The company, with backers including venture capital firm Sapphire Ventures and investment manager Hamilton Lane, announced last week that it plans to sell 3.7 million shares for $125 to $140 apiece, but high demand resulted in the rise in pricing.

The biggest IPO by an Israeli company to date was completed by Mobileye in 2014 when it went public at a valuation of $5.3 billion. Mobileye was acquired by Intel three years later for $15 billion. ironSource and eToro were both recently valued higher than monday.com, but their public offerings will be completed via SPAC mergers and they have yet to have been finalized.

The Tel-Aviv-based company has developed a work operating system (Work OS) where organizations of any size can create the tools and processes they need to manage every aspect of their work. It was founded in 2012 and is led by Co-Chief Executive Officers Roy Mann and Eran Zinman.

"We went public because we at the right place to do so considering our revenue and the timing of the market was good," Zinman and Mann told Calcalist. "This isn't the end of something but rather the beginning. We want to be a big company."

 

monday.com goes public on Nasdaq. Photo: Courtesy monday.com goes public on Nasdaq. Photo: Courtesy monday.com goes public on Nasdaq. Photo: Courtesy
Salesforce.com’s investment arm and Zoom Video Communications have each agreed to buy $75 million of monday.com’s shares in a private placement, the company said.
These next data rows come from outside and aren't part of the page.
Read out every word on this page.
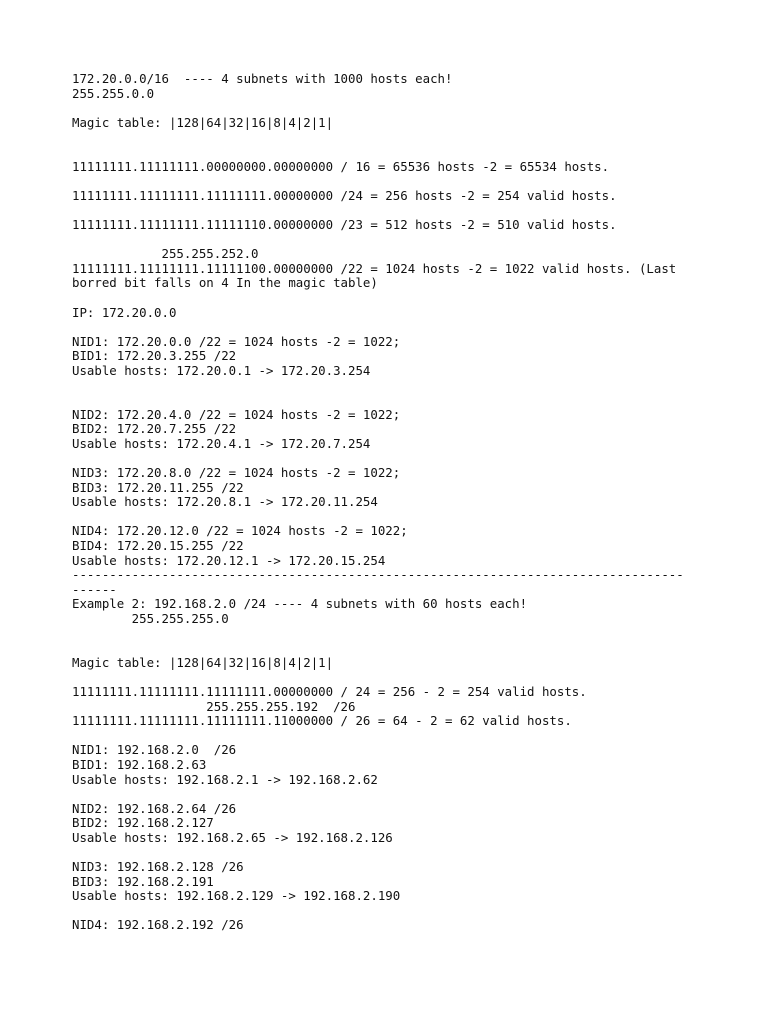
172.20.0.0/16  ---- 4 subnets with 1000 hosts each!
255.255.0.0
Magic table: |128|64|32|16|8|4|2|1|
11111111.11111111.00000000.00000000 / 16 = 65536 hosts -2 = 65534 hosts.
11111111.11111111.11111111.00000000 /24 = 256 hosts -2 = 254 valid hosts.
11111111.11111111.11111110.00000000 /23 = 512 hosts -2 = 510 valid hosts.
255.255.252.0
11111111.11111111.11111100.00000000 /22 = 1024 hosts -2 = 1022 valid hosts. (Last
borred bit falls on 4 In the magic table)
IP: 172.20.0.0
NID1: 172.20.0.0 /22 = 1024 hosts -2 = 1022;
BID1: 172.20.3.255 /22
Usable hosts: 172.20.0.1 -> 172.20.3.254
NID2: 172.20.4.0 /22 = 1024 hosts -2 = 1022;
BID2: 172.20.7.255 /22
Usable hosts: 172.20.4.1 -> 172.20.7.254
NID3: 172.20.8.0 /22 = 1024 hosts -2 = 1022;
BID3: 172.20.11.255 /22
Usable hosts: 172.20.8.1 -> 172.20.11.254
NID4: 172.20.12.0 /22 = 1024 hosts -2 = 1022;
BID4: 172.20.15.255 /22
Usable hosts: 172.20.12.1 -> 172.20.15.254
----------------------------------------------------------------------------------
------
Example 2: 192.168.2.0 /24 ---- 4 subnets with 60 hosts each!
255.255.255.0
Magic table: |128|64|32|16|8|4|2|1|
11111111.11111111.11111111.00000000 / 24 = 256 - 2 = 254 valid hosts.
255.255.255.192  /26
11111111.11111111.11111111.11000000 / 26 = 64 - 2 = 62 valid hosts.
NID1: 192.168.2.0  /26
BID1: 192.168.2.63
Usable hosts: 192.168.2.1 -> 192.168.2.62
NID2: 192.168.2.64 /26
BID2: 192.168.2.127
Usable hosts: 192.168.2.65 -> 192.168.2.126
NID3: 192.168.2.128 /26
BID3: 192.168.2.191
Usable hosts: 192.168.2.129 -> 192.168.2.190
NID4: 192.168.2.192 /26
monday.com was valued at $2.7 billion after its last funding round, Bloomberg News reported in May last year.

Goldman Sachs, J.P. Morgan, Allen & Co., and Jefferies are among the underwriters for monday.com’s IPO. It will list on Nasdaq under the symbol “MNDY”.

The company’s revenue rose 85% to $59 million in the three months ending March 31, its filing showed. Net loss, however, widened to $39 million from $19.9 million in the same period.
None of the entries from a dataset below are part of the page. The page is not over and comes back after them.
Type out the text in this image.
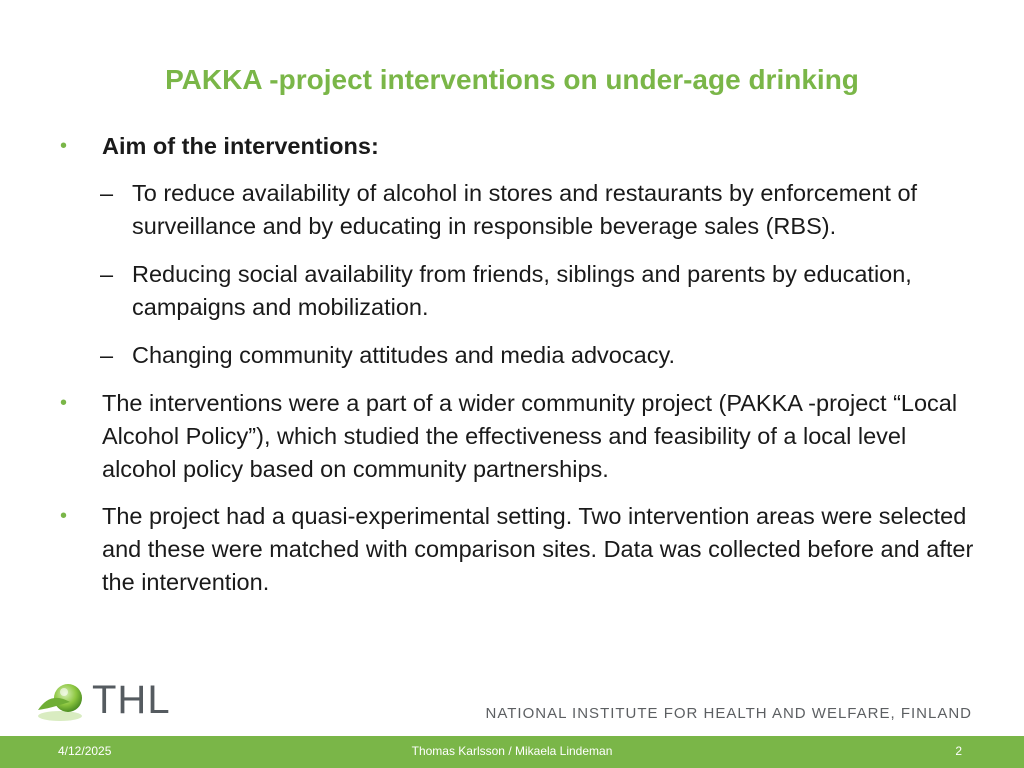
PAKKA -project interventions on under-age drinking
• Aim of the interventions:
– To reduce availability of alcohol in stores and restaurants by enforcement of surveillance and by educating in responsible beverage sales (RBS).
– Reducing social availability from friends, siblings and parents by education, campaigns and mobilization.
– Changing community attitudes and media advocacy.
• The interventions were a part of a wider community project (PAKKA -project “Local Alcohol Policy”), which studied the effectiveness and feasibility of a local level alcohol policy based on community partnerships.
• The project had a quasi-experimental setting. Two intervention areas were selected and these were matched with comparison sites. Data was collected before and after the intervention.
THL	NATIONAL INSTITUTE FOR HEALTH AND WELFARE, FINLAND
4/12/2025	Thomas Karlsson / Mikaela Lindeman	2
monday.com management. Photo: Nethaniel Tobias
monday.com management. Photo: Nethaniel Tobias צילום: נתנאל טוביאס

 
monday.com has raised $234 million to date, from investors including Sapphire Ventures, Hamilton Lane, HarbourVest Partners, Ion Asset Management, Vintage Investment Partners, Stripes Group, Insight Partners, and Entrée Capital. According to the company, it has over 127,000 paying clients in around 200 business verticals.

The company said it employed 799 people as of the end of March, an increase of 199 from January 2019.

monday.com's biggest shareholder is U.S. fund Insight Partners, which holds 42.7% of its shares. Sonnipe, part of Entrée Capital and the company's first major investor, holds a 12.4% stake. Mann has a 15.3% stake, while Zinman holds 5.6% of the shares. Wix founder and CEO Avishai Abrahami owns 4% of the company's shares.